There are no carved-in-stone rules about keys. It depends on an individual's sense of privacy. Some people hand their keys out like lollipops in a doctor's office, others never hand them out at all. Some guys see their apartment keys as the equivalent of an engagement ring and will only give them when they're ready for a major commitment. If you really want one, think of a reason why you might need to be there without him, such as preparing a special meal while he's at work, and see how he responds. The more casual your request, the less likely he is to feel pressured. People are more or less territorial about their phones too. Next time he's in the bathroom when it rings, just ask him if he wants you to get it. If he says no, remember it doesn't necessarily mean he has anything to hide, or that he's hiding you; he's just used to answering it himself. The important thing is to respect his feelings and not to make it a test of his love.
A word of caution: If he does give you the key for a specific occasion, never, ever use it without permission. A key is just a key--not a license to invade his privacy.
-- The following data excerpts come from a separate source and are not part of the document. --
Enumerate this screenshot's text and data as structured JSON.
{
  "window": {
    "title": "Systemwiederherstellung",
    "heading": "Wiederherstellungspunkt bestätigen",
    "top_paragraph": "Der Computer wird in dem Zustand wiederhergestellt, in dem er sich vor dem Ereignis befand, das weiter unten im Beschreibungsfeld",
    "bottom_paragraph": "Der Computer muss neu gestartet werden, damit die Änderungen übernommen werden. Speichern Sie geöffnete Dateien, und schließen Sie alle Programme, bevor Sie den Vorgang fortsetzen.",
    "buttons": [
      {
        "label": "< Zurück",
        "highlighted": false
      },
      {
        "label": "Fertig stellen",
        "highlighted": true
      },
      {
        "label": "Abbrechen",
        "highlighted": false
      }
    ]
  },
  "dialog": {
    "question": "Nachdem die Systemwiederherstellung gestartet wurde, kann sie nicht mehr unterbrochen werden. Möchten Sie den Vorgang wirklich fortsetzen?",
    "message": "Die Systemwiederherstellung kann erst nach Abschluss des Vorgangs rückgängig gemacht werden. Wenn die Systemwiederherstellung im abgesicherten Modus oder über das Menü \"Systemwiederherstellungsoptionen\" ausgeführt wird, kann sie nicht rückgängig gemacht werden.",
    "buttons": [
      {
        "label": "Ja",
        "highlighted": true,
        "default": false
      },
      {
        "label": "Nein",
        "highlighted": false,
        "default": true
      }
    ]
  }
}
I just opened a big can of worms. I had a relationship in the past that resulted in a child. I loved this man very much, but he had a very bad temper and would occasionally become abusive. He was also unfaithful to me. Now, I'm married to a wonderful man who has adopted my child and raised him as his own. I love this man more than life itself, but while our sex life is OK, it lacks passion. Recently I ran into my ex, and the attraction was still overwhelming. I slept with him, our lovemaking was even more exciting than I remembered, and I know I'll never have that with anyone else. But I feel guilty. I don't want to lose my husband but I feel I am being dishonest not telling him. Meanwhile, my ex calls all the time saying he has always loved me and wants to see me. He says he always wanted to be a part of our child's life but knew he had to get his act together (drug/alcohol abuse, criminal activity). Would it disrespectful to my husband to let my ex see our child? Also, how can I let him see our child if I desire him sexually? What is the right thing to do?
No matter how much we women tell ourselves that men should treat us with consideration and respect, in our hearts we want the bad boys. Actually, our hearts and minds do appreciate the good guys; it's that other, lower part of our anatomy that craves the scoundrel. We want respect, sure, but we also want to be devoured, ravished, treated like the sexual beings we are. Anyone who doubts this need only spend a few minutes reading titles in the romance section of any major bookstore: Forbidden Lover, Reforming a Rake, Dangerous Lord, etc. It's one of society's nasty double standards that while we accept this as natural in men, we revile it in women. Natural or not, however, in most marriages there are consequences to be paid for indulging in extramarital passion, regardless of whether it's the wife or the husband doing the deed.
Although I usually advise honesty, I strongly suggest that you not tell your husband you've had sex with your ex. It would be unfair and selfish to relieve your conscience at the cost of his peace of mind. Consider your silence--don't even tell your very best friend--to be the price of your indiscretion. Then never do it again. Your ex may be sexy as hell today, but he has a bad history, and that kind of passion can fade before you even realize how badly you've screwed up your life. Also, your son already has a legal and loving father, who has the right to be part of any decision whether or not to introduce him to his biological father. In the meantime, tell your ex to leave you alone until you've made a decision. If you decide to let him see your son, try to do it with your husband present. When you feel the urge to rendezvous with your ex, pick up a copy of Flaubert's Madame Bovary to read instead. Temptation is hard to resist, but people do it all the time, and you can too. And you may want to talk about sex with your husband. Could be he's hiding just a little rough trade under that gentle, good-guy exterior.